Молотов. Второй после Сталина (сборник) - Никита Хрущев
Шрифт:
Интервал:
Закладка:
Их правители уступили свое место другим людям. Президент Литвы Сметона удрал в Германию. Правда, бежали не все, а кое-кому из прежнего руководства были даже предоставлены видные посты. Сопротивления нам не было оказано, а остальное было проведено по-другому, нежели в Западной Украине и Западной Белоруссии, советизация в Прибалтике проходила иначе. Там появились свои, теперь уже прогрессивные правительства. И не все их члены были коммунистами. Лацис, возглавивший правительство Латвии после Кирхенштейна, был коммунистом и к тому же известным писателем. А Кирхенштейн сначала не был. Не помню сейчас, кто из эстонцев и литовцев на первых порах возглавлял их правительства. Но и там были предприняты шаги такого же характера. Постепенно всюду там вводились советские порядки; Эстония, Латвия и Литва тоже вошли в состав Советского Союза, что было оформлено демократическими методами и при соблюдении всех юридических формальностей, которые требуются в таких случаях.

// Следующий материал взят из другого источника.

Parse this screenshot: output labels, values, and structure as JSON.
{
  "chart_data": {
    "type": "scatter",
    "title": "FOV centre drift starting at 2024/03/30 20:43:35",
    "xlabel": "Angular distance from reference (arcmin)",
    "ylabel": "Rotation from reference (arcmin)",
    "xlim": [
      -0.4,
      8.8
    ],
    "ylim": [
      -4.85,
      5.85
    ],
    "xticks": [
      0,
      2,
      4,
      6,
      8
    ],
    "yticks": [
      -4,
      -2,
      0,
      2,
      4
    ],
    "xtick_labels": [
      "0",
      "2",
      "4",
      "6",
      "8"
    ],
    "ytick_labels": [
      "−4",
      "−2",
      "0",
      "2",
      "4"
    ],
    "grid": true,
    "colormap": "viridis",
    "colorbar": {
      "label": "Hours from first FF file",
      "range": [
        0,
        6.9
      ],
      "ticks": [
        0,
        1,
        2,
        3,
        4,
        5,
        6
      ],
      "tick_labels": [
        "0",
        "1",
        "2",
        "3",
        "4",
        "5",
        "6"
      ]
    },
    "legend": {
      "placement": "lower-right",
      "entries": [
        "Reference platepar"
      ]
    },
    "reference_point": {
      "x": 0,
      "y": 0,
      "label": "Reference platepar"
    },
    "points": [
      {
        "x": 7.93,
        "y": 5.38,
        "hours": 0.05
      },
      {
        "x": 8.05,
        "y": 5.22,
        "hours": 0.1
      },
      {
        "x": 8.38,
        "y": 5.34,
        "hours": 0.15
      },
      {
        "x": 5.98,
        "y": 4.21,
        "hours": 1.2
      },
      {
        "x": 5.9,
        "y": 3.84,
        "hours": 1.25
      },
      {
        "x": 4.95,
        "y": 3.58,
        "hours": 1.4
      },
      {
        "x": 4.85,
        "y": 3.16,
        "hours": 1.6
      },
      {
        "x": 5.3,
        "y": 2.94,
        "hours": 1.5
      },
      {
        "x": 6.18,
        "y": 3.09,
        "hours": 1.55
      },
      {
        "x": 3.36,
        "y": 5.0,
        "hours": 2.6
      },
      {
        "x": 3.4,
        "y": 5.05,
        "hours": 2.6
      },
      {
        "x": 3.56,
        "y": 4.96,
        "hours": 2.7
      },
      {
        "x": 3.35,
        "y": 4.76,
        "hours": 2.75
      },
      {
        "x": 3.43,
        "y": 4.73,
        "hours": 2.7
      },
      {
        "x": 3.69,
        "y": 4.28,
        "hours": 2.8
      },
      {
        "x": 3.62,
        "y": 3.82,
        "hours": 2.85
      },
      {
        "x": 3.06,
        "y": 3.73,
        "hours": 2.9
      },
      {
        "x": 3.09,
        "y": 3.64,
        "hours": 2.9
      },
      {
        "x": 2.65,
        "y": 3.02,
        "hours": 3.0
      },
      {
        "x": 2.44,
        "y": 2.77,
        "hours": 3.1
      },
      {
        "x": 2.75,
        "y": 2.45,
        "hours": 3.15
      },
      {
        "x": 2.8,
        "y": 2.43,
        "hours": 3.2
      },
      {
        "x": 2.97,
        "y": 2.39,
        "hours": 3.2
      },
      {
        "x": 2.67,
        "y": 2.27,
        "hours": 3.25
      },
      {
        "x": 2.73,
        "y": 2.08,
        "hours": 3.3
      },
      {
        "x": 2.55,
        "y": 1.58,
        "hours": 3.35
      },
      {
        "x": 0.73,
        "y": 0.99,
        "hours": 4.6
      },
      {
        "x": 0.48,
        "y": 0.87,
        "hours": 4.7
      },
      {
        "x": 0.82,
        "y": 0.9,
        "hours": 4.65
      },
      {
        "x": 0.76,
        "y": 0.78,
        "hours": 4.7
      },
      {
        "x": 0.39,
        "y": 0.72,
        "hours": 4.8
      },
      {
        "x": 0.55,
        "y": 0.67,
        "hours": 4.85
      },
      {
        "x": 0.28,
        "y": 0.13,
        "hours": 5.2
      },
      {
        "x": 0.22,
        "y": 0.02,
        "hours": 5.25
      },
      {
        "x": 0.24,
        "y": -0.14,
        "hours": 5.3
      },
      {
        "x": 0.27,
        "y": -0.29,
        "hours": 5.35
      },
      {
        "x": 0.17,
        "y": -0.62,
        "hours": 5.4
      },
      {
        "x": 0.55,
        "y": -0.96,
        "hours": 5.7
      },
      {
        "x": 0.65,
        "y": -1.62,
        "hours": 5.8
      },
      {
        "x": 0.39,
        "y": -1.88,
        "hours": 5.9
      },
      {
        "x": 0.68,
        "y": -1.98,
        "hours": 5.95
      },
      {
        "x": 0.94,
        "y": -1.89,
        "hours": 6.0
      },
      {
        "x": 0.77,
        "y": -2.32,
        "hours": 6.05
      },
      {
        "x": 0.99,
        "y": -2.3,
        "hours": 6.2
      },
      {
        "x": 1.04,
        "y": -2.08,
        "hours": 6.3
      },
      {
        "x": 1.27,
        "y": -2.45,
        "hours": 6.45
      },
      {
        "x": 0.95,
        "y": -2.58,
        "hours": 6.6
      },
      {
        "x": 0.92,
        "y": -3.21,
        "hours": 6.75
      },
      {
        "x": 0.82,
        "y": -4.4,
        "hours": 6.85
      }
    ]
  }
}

* * *Когда был подписан договор с Риббентропом, Сталин сказал: «Ну, кто кого обманет? Мы обманем Гитлера!». Он все брал на себя. Это была его инициатива, он решил, что обманет Гитлера. А когда мы уже получили урок в войне с финнами, и не в нашу пользу, когда немцы легко разгромили войска французов и англичан и довольно успешно вели воздушные операции против англичан, бомбили города и промышленность Англии, тут он уже по-другому рассматривал возможный исход войны и боялся ее. В результате этой боязни он и не хотел ничего делать, что могло бы обеспокоить Гитлера. Поэтому он нажимал, чтобы аккуратно вывозили в Германию все, что по договору было положено: нефть, хлеб и я не знаю, какие еще товары.
Возможно, он думал, что Гитлер оценит, как аккуратно выполняем мы свои обязательства, вытекающие из этого договора. Может быть, он думал, что Гитлер откажется от войны против нас? Но это нелепость. Она была продиктована неуверенностью, а может быть, даже и трусостью. Трусость вытекала из того, что мы показали свою слабость в войне с финнами, а немцы показали свою силу в войне с англичанами и французами. Эти события и породили вот такое состояние Сталина, когда он как-то потерял уверенность, потерял оперативность в руководстве страной…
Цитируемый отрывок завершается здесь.